En cuanto al anonimato y el sexo: considero una actitud muy corta de miras despreciar el concepto de sexo «anónimo» —real o imaginado— por considerarlo «impersonal» y por ser un vergonzoso indicio de «cuestiones íntimas» no resueltas. Esto es un terrible malentendido basado en el mundo posfreudiano, donde la «individualidad» y la «autoexpresión» se han elevado a un rango inmerecido que nos obliga a cargar con el peso de «ser una misma» a todas horas. ¿Quién puede ser «una misma» durante el sexo? Yo no.

En el anonimato reside la libertad de la opresión: de la personalidad del otro miembro de la pareja y de las exigencias del propio ego. Las vendas en los ojos son tus amigos, que ocultan tu vergüenza y la identidad de tu amante demasiado humano. El sexo anónimo no tiene que ver con evitar nada. Para mí, tiene que ver con una especie de grandiosidad inocua: cuando soy anónima, existo como algo mucho mayor que mis detalles particulares. Me convierto en un arquetipo, un mito, una diosa de Joseph Campbell que se abre de piernas para beneficio de toda la humanidad hasta el fin de los tiempos. Esta generosidad imaginaria me reporta los orgasmos más intensos.

Un heroico pilonero se acercaba, me comía, muy, muy despacio, retándome a no correrme. A veces yo aguantaba más de una hora. Es maravilloso estar en la posición de intentar resistirse, no de rezar para correrse. Él deseaba una cosa en especial: lamerme el culo. Vale, decía yo, adelante.
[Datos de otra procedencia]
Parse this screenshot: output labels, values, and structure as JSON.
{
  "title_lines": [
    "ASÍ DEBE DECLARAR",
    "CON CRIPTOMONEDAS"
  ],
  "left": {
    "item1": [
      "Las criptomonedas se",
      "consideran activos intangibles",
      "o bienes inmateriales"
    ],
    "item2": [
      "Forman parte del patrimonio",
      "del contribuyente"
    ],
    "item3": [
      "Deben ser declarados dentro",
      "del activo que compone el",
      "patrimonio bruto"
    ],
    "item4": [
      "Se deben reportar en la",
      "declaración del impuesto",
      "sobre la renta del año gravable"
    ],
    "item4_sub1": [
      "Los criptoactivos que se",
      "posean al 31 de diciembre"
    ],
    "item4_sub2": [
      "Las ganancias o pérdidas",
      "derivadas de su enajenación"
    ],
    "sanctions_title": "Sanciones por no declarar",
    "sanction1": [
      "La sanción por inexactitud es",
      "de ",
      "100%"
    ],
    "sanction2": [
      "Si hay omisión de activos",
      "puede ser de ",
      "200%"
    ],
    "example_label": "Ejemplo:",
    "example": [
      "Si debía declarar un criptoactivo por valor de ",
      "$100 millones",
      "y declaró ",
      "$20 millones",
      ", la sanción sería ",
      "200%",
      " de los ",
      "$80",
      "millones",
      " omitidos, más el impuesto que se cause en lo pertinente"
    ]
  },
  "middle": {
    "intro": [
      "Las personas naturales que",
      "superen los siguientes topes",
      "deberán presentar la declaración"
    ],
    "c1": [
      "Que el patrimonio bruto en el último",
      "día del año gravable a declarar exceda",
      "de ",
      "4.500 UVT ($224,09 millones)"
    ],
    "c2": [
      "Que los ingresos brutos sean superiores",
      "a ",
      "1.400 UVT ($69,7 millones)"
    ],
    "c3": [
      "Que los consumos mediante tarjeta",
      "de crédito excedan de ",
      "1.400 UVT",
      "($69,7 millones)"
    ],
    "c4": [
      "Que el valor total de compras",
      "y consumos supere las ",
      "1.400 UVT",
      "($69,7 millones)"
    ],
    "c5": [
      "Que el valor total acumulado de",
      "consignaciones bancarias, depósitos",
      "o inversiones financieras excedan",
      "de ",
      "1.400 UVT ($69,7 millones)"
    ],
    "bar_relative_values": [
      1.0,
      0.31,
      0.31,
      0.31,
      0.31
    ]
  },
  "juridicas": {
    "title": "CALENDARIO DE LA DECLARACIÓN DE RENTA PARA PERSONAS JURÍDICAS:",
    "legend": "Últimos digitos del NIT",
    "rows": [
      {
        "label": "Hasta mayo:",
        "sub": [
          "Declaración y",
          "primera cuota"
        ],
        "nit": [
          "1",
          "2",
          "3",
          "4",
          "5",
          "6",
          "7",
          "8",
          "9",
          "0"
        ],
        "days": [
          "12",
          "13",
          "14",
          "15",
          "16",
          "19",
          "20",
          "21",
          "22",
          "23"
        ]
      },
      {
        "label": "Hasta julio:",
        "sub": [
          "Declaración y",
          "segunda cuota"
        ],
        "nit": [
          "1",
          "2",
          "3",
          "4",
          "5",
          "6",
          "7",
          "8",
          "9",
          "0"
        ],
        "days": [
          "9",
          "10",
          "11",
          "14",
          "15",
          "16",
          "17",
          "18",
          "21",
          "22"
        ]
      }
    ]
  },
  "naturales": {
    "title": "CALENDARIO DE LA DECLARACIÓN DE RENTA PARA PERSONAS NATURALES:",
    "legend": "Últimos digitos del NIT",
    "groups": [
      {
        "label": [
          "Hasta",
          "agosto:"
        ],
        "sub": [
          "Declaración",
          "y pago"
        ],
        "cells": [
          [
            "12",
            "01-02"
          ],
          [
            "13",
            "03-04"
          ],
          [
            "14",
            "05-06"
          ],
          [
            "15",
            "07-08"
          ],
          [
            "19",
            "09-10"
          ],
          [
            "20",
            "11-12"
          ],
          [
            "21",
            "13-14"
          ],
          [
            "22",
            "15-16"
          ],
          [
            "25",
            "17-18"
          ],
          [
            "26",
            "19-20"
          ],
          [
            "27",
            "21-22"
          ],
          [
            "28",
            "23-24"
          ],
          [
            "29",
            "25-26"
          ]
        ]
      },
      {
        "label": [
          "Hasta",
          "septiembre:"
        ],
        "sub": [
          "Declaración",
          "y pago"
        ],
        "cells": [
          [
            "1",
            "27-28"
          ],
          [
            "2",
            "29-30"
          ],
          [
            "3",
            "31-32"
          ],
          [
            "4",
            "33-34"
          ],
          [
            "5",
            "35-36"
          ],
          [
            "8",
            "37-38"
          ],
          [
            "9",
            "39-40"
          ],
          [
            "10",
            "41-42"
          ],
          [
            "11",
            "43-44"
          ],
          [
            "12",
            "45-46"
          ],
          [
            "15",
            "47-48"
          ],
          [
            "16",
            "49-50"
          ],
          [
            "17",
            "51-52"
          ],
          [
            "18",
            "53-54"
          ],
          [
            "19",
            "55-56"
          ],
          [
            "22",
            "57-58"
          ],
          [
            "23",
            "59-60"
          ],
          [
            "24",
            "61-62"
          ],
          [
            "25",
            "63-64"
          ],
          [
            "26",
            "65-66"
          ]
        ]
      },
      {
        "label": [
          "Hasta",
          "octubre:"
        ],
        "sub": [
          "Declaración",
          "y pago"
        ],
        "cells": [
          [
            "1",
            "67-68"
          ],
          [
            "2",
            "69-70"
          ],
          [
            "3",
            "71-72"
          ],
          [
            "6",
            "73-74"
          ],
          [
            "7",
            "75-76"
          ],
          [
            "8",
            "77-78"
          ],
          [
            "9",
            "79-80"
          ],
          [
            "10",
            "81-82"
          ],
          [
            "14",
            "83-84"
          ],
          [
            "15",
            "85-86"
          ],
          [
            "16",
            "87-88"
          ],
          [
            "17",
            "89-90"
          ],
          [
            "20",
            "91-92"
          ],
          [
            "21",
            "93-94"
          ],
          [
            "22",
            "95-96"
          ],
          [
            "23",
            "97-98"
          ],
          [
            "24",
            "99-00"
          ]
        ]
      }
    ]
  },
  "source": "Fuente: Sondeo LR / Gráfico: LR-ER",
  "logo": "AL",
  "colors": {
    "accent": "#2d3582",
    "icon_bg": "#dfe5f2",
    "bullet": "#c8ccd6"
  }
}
Pero no sólo me lamía el culo, me follaba el culo con la lengua, algo de verdad impresionante; hasta la fecha nunca había sentido una lengua a tal profundidad. Él no se quitaba la ropa, y tenía el buen gusto de no besarme en la boca.

Sin embargo, existe un riesgo con los piloneros. A veces, pierdo mi respeto cuando un hombre se muestra tan deseoso de lamerme el coño que sé que se entrega a la necesidad de complacerme más que a su verdadero amor por el coño. Eso me incomoda. La intención lo es todo, y yo la siento en el clítoris. Para mí, es más importante que un hombre ame el coño en general que el mío en particular. Al fin y al cabo, si le gustan todos en su conjunto, el mío es un tanto en su haber. Pero si a un hombre sólo le gusta el mío y no todos los demás…, en fin, sencillamente no me fío de él. Con esa clase de hombres he aprendido a guiar mi orgasmo con la fantasía, y, al igual que él, jugar al juego de la utilización. Mientras lame furiosamente, entregándose a su codependencia, repaso en mi agenda a todos los hombres que he conocido, todos presentes entre el público, sus erecciones perforando el aire, observando a éste mientras pasa la lengua por el altar que todos ellos aún codician. Siempre me surte efecto.

Es mi altruismo, no mi narcisismo, lo que fomenta esta fantasía. Al fin y al cabo, un hombre puede adquirir grandes conocimientos en la fuente del orgasmo de la mujer: cómo reducir la velocidad, acelerarla, ser constante, ser variado, ser insistente, ser imprevisible, ser paciente, ser escandaloso, ser generoso, ser ingenioso. De hecho, no hay nada de valor, en sentido filosófico y práctico, que no pueda aprender si es capaz de convertir el delta de Venus en el Vesubio.

La mayoría de los hombres lamen y chupan y beben un coño, y no me quejo. Pero raro es el hombre que lo hace con toda la conciencia puesta en la lengua. Es esta conciencia la que conmoverá a una mujer; cuando la conciencia de ella —en su clítoris— se encuentra con la de él, el orgasmo señala su unión. En última instancia, es aquí —o más bien allí abajo— donde un hombre aprenderá a ser ganador o perdedor, tanto con las mujeres como en la vida.